The most relevant tuning parameters are:

  • alpha_max: upper search bound for the optimization. Larger values allow more aggressive subtraction; smaller values constrain the estimator more conservatively.

  • signal_percentile

  • background_percentile

  • optional target_low_percentile

  • optional max_alpha_voxels and random_state

Again, the example here uses alpha_mode="reference_t" for clarity. The same corr_min estimator can also be paired with alpha_mode="per_t" to optimize one separate coefficient per time point.

Because the optimization is performed on the full-stack reference volume, this example is useful for seeing how aggressive correlation-minimization can become on richer data.

mi_min on a full TZCYX stack

OUTPUT_REFERENCE_MI_MIN = OUTPUT_DIR / f"{INPUT_NAME}_unmixed_reference_t0_mi_min.tif"

reference_mi_min_output = unmix(
    input_path=INPUT_PATH,
    output_path=OUTPUT_REFERENCE_MI_MIN,
    # source_channel=0,  # default: 0
    # target_channel=1,  # default: 1
    alpha_mode="reference_t",
    # alpha_mode="per_t",  # use the PICASSO-like scalar criterion at each time point
    method="mi_min",
    alpha_reference_t=0,
    signal_percentile=50.0,
    background_percentile=1.0,
    preprocess_alpha_inputs=False,
    alpha_max=1.0,
    mi_bins=64,
    # target_low_percentile=95.0,
    # max_alpha_voxels=500_000,  # default
    # random_state=0,  # default
)
print(reference_mi_min_output)
print(report_path_from_output_path(reference_mi_min_output).read_text(encoding="utf-8"))
show_unmixed_channels_in_napari(
    reference_mi_min_output,
    source_channel=0,
    target_channel=1,
    layer_prefix="Reference mi_min",)

This method uses the two-channel PICASSO-like mutual-information criterion.
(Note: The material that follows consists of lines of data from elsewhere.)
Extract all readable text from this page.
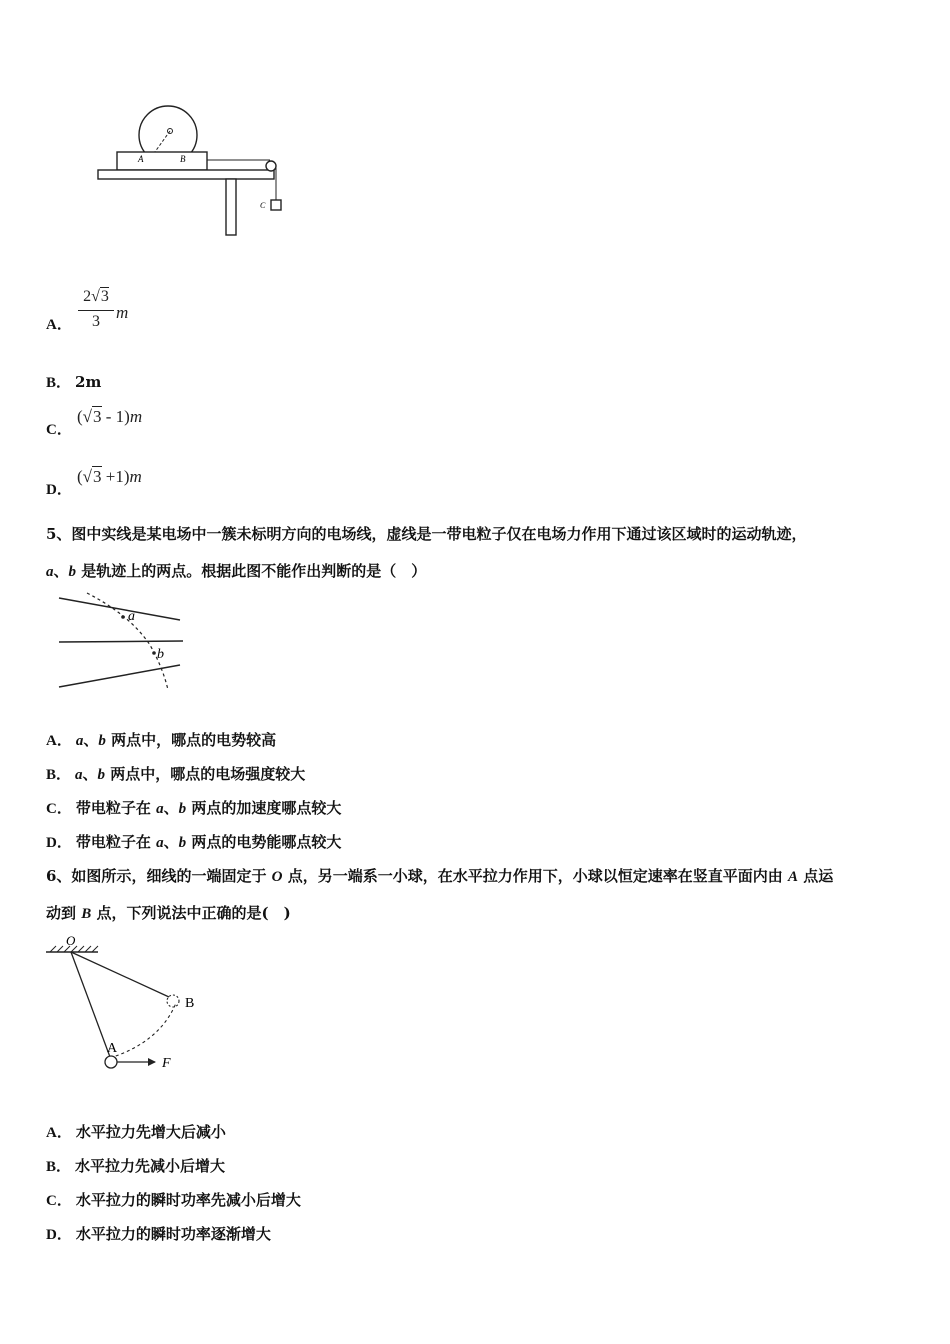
A	B
C
A．
2√3
3 m
B． 2m
C．
(√3 - 1)m
D．
(√3 +1)m
5、图中实线是某电场中一簇未标明方向的电场线，虚线是一带电粒子仅在电场力作用下通过该区域时的运动轨迹，
a、b 是轨迹上的两点。根据此图不能作出判断的是（　）
a
b
A． a、b 两点中，哪点的电势较高
B． a、b 两点中，哪点的电场强度较大
C． 带电粒子在 a、b 两点的加速度哪点较大
D． 带电粒子在 a、b 两点的电势能哪点较大
6、如图所示，细线的一端固定于 O 点，另一端系一小球，在水平拉力作用下，小球以恒定速率在竖直平面内由 A 点运
动到 B 点，下列说法中正确的是(　)
O
B
A
F
A． 水平拉力先增大后减小
B． 水平拉力先减小后增大
C． 水平拉力的瞬时功率先减小后增大
D． 水平拉力的瞬时功率逐渐增大
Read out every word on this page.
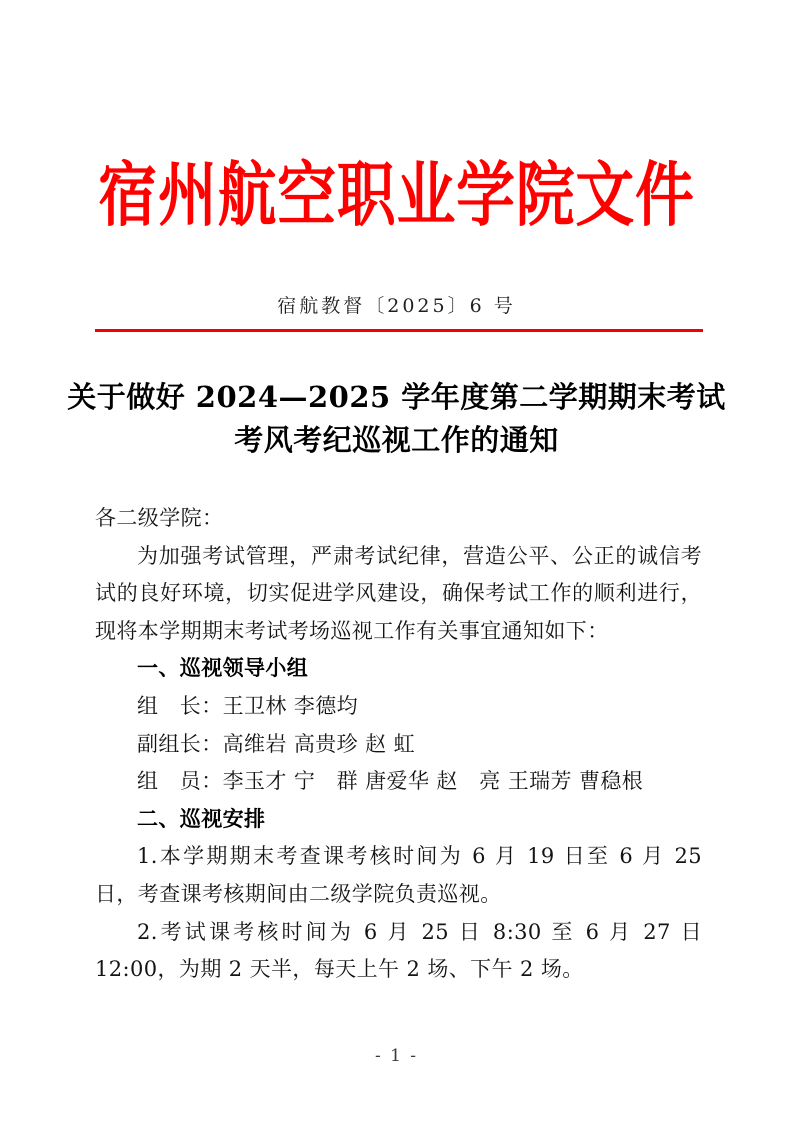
宿州航空职业学院文件
宿航教督〔2025〕6 号
关于做好 2024—2025 学年度第二学期期末考试
考风考纪巡视工作的通知

各二级学院：

为加强考试管理，严肃考试纪律，营造公平、公正的诚信考试的良好环境，切实促进学风建设，确保考试工作的顺利进行，现将本学期期末考试考场巡视工作有关事宜通知如下：

一、巡视领导小组

组　长：王卫林 李德均

副组长：高维岩 高贵珍 赵 虹

组　员：李玉才 宁　群 唐爱华 赵　亮 王瑞芳 曹稳根

二、巡视安排

1.本学期期末考查课考核时间为 6 月 19 日至 6 月 25 日，考查课考核期间由二级学院负责巡视。

2.考试课考核时间为 6 月 25 日 8:30 至 6 月 27 日 12:00，为期 2 天半，每天上午 2 场、下午 2 场。

- 1 -
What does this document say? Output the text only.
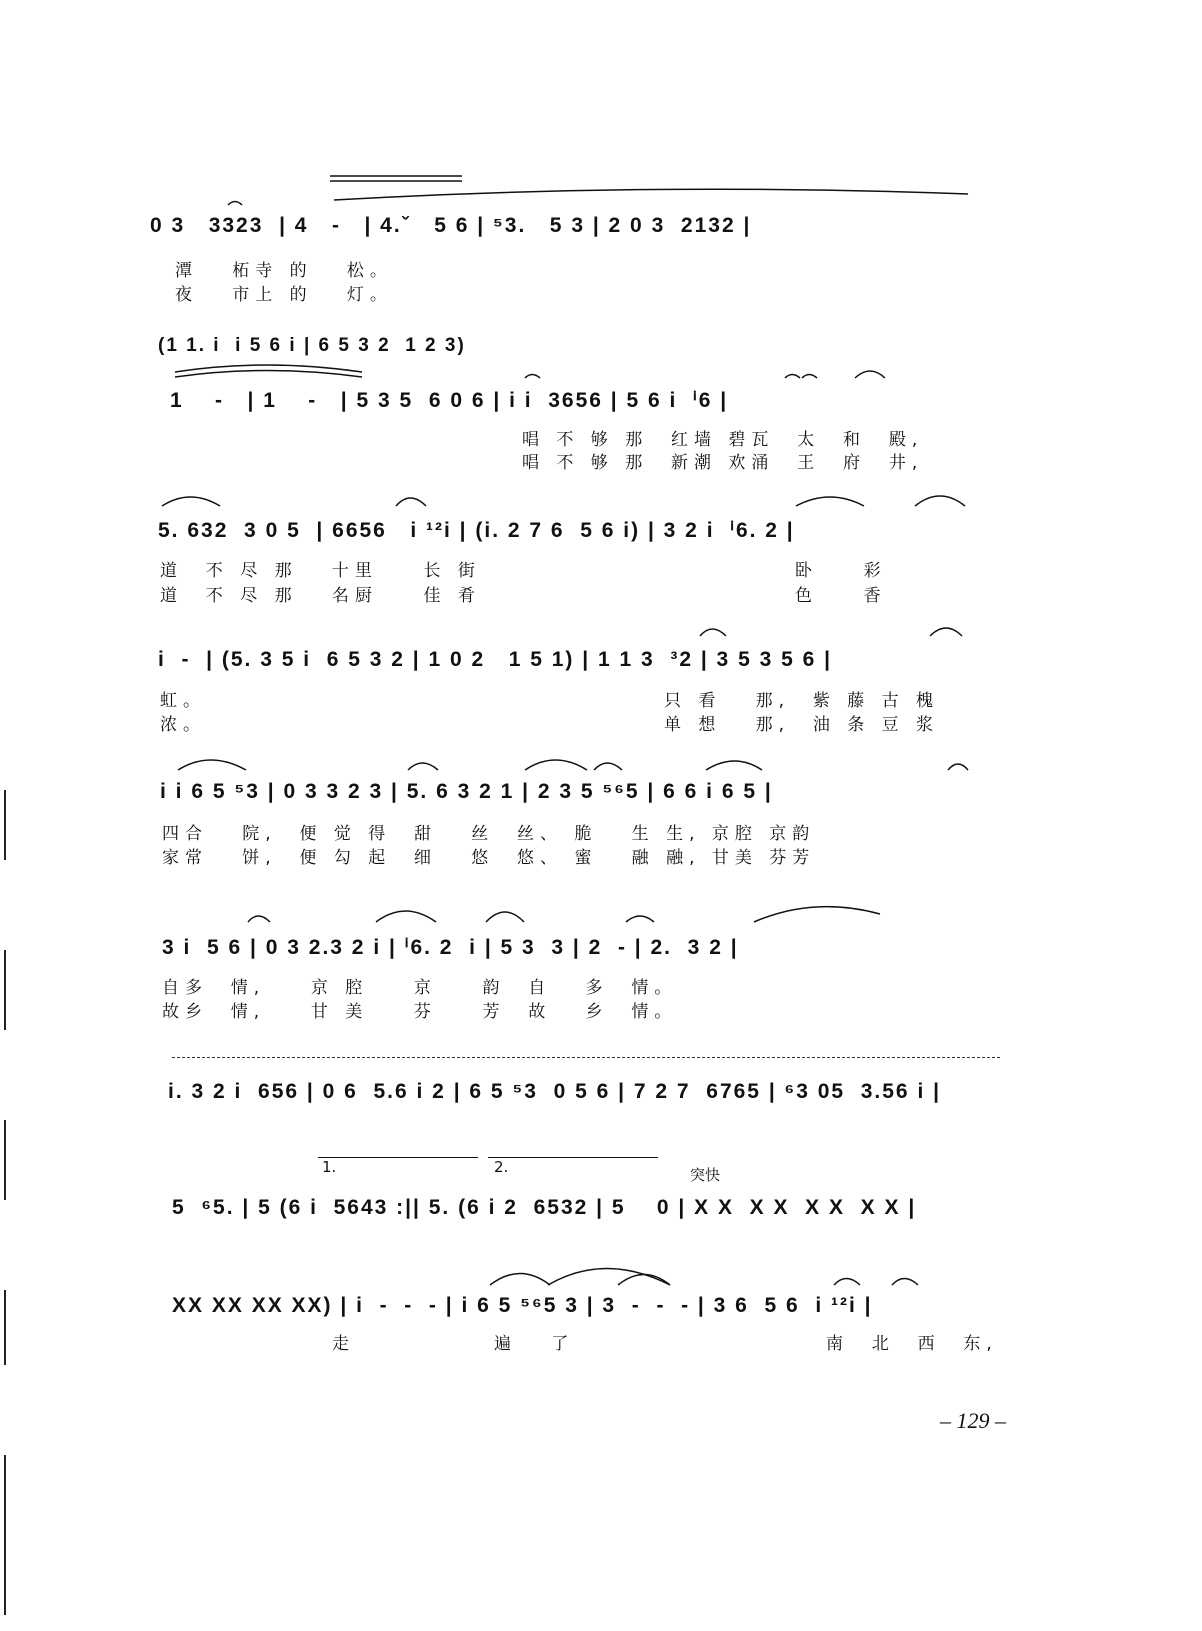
0 3   3323  | 4   -   | 4.ˇ   5 6 | ⁵3.   5 3 | 2 0 3  2132 |
潭   柘寺 的   松。
夜   市上 的   灯。
(1 1. i  i 5 6 i | 6 5 3 2  1 2 3)
1    -   | 1    -   | 5 3 5  6 0 6 | i i  3656 | 5 6 i  ⁱ6 |
唱 不 够 那  红墙 碧瓦  太  和  殿,
唱 不 够 那  新潮 欢涌  王  府  井,
5. 632  3 0 5  | 6656   i ¹²i | (i. 2 7 6  5 6 i) | 3 2 i  ⁱ6. 2 |
道  不 尽 那   十里    长 街
道  不 尽 那   名厨    佳 肴
卧    彩
色    香
i  -  | (5. 3 5 i  6 5 3 2 | 1 0 2   1 5 1) | 1 1 3  ³2 | 3 5 3 5 6 |
虹。
浓。
只 看   那,  紫 藤 古 槐
单 想   那,  油 条 豆 浆
i i 6 5 ⁵3 | 0 3 3 2 3 | 5. 6 3 2 1 | 2 3 5 ⁵⁶5 | 6 6 i 6 5 |
四合   院,  便 觉 得  甜   丝  丝、 脆   生 生, 京腔 京韵
家常   饼,  便 勾 起  细   悠  悠、 蜜   融 融, 甘美 芬芳
3 i  5 6 | 0 3 2.3 2 i | ⁱ6. 2  i | 5 3  3 | 2  - | 2.  3 2 |
自多  情,    京 腔    京    韵  自   多  情。
故乡  情,    甘 美    芬    芳  故   乡  情。
i. 3 2 i  656 | 0 6  5.6 i 2 | 6 5 ⁵3  0 5 6 | 7 2 7  6765 | ⁶3 05  3.56 i |
1.	2.	突快
5  ⁶5. | 5 (6 i  5643 :|| 5. (6 i 2  6532 | 5    0 | X X  X X  X X  X X |
XX XX XX XX) | i  -  -  - | i 6 5 ⁵⁶5 3 | 3  -  -  - | 3 6  5 6  i ¹²i |
走	遍   了	南  北  西  东,
– 129 –
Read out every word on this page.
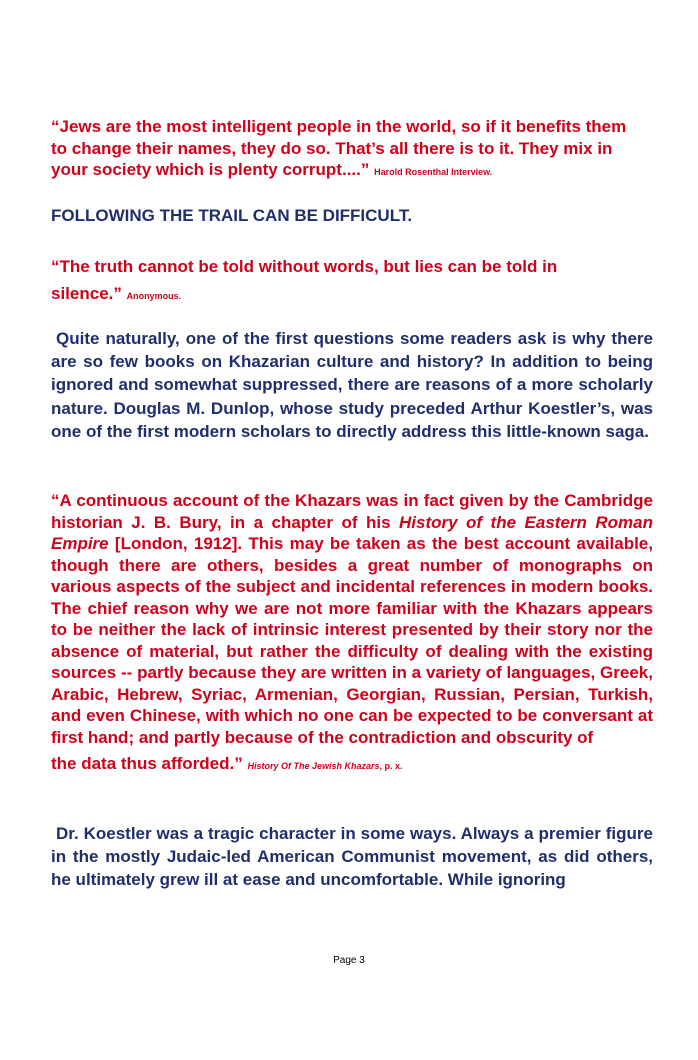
“Jews are the most intelligent people in the world, so if it benefits them
to change their names, they do so. That’s all there is to it. They mix in
your society which is plenty corrupt....” Harold Rosenthal Interview.
FOLLOWING THE TRAIL CAN BE DIFFICULT.
“The truth cannot be told without words, but lies can be told in
silence.” Anonymous.
Quite naturally, one of the first questions some readers ask is why there are so few books on Khazarian culture and history? In addition to being ignored and somewhat suppressed, there are reasons of a more scholarly nature. Douglas M. Dunlop, whose study preceded Arthur Koestler’s, was one of the first modern scholars to directly address this little-known saga.
“A continuous account of the Khazars was in fact given by the Cambridge historian J. B. Bury, in a chapter of his History of the Eastern Roman Empire [London, 1912]. This may be taken as the best account available, though there are others, besides a great number of monographs on various aspects of the subject and incidental references in modern books. The chief reason why we are not more familiar with the Khazars appears to be neither the lack of intrinsic interest presented by their story nor the absence of material, but rather the difficulty of dealing with the existing sources -- partly because they are written in a variety of languages, Greek, Arabic, Hebrew, Syriac, Armenian, Georgian, Russian, Persian, Turkish, and even Chinese, with which no one can be expected to be conversant at first hand; and partly because of the contradiction and obscurity of
the data thus afforded.” History Of The Jewish Khazars, p. x.
Dr. Koestler was a tragic character in some ways. Always a premier figure in the mostly Judaic-led American Communist movement, as did others, he ultimately grew ill at ease and uncomfortable. While ignoring
Page 3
The most important settings are:

  • mi_bins: histogram resolution for the mutual-information objective. Higher values can capture finer structure but often become noisier; lower values are coarser and usually more stable.

  • alpha_max

  • signal_percentile

  • background_percentile

  • optional target_low_percentile

  • optional max_alpha_voxels and random_state

As in the previous sections, the script demonstrates the reference_t version first. The same mi_min estimator can also be combined with alpha_mode="per_t" if you want a separate mutual-information-based alpha estimate at every time point.

Compared with the simpler estimators, this is often the slowest option, but it can be useful when residual dependence remains visible after simpler corrections.